Renta financiera y sus pormenores
En pocos días vence la liquidación del nuevo gravamen que alcanza a las personas físicas. Tanto entre los contribuyentes como entre los profesionales, reina la incertidumbre. La información es inconsistente y la AFIP cambió sobre la marcha.
Por Cr. Federico Parrilli (Chinni, Seleme, Bugner y Asoc.)
En los próximos 20 días comienza a vencer la liquidación del impuesto cedular para las personas humanas correspondiente a las rentas financieras.

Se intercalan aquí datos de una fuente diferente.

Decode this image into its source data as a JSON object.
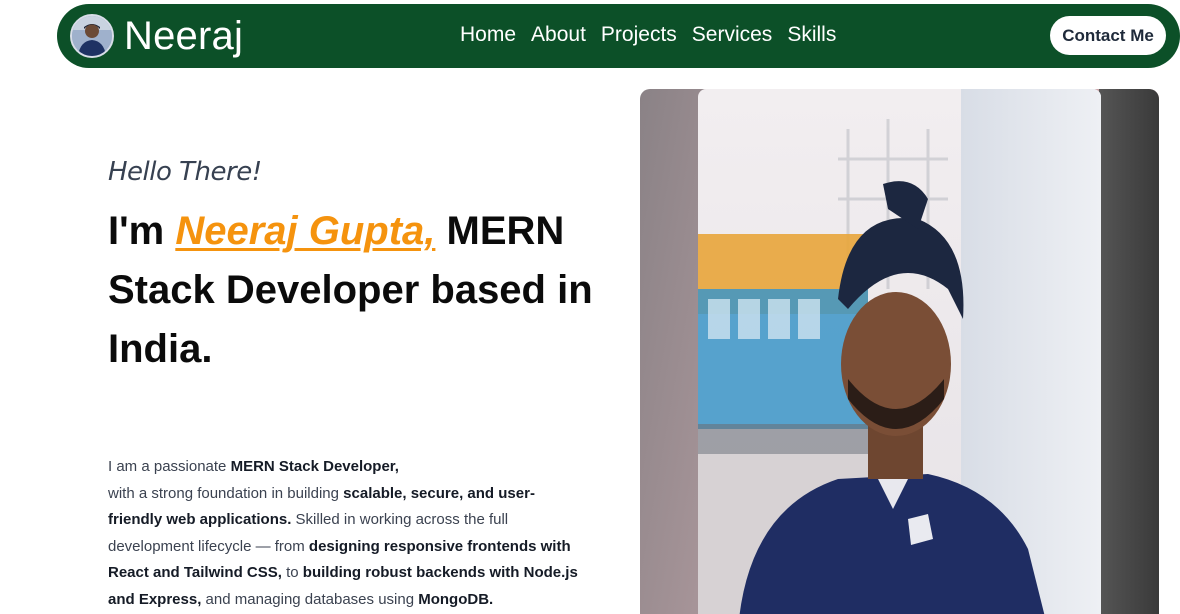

Dicha liquidación que por cierto genera una nueva obligación a los contribuyentes y contadores, está generando en la práctica muchos dolores de cabeza principalmente porque existe una gran falta de información completa y fiable para que el proceso liquidatario sea simple y seguro.
Los actores (fisco, contribuyentes y contadores) se encuentran con inconsistencias y falta de previsibilidad al momento de realizar la liquidación.
Por una parte, el fisco se había obligado a informar a los contribuyentes las rentas que serían susceptibles de gravabilidad y que dicha información se encontraría disponible en la página web para que el contribuyente pudiera hacer la liquidación casi en forma automática con la sola revisión y liquidación. Este mecanismo había sido promocionado a la sociedad como una gran solución a dicha situación.
Sin embargo, la información que se encuentra en la página web es insuficiente en algunos casos y para nada completa. En el portal oficial del organismo, se informa de manera global sin detalle por entidad bancaria, sin fechas de operaciones, sin los datos de capital invertido y su correlato de renta obtenida, es decir sin la posibilidad que el contribuyente pueda chequear fácilmente la renta obtenida con un resumen bancario.
Sin lugar a duda, esta desprolijidad genera un marco de incertidumbre a futuro porque el fisco seguramente utilizará esa información para realizar inspecciones.
El conjunto de contadores de las 24 provincias por intermedio de la Federación Argentina de Consejos Profesionales le solicitó al administrador general que disponga una prórroga habida cuenta de los inconvenientes que comentamos, como así también del poco tiempo con que dicha información se brindó a los contribuyentes y la proximidad de los próximos vencimientos. Hasta el momento, dicha solicitud fue rechazada públicamente por el administrador general.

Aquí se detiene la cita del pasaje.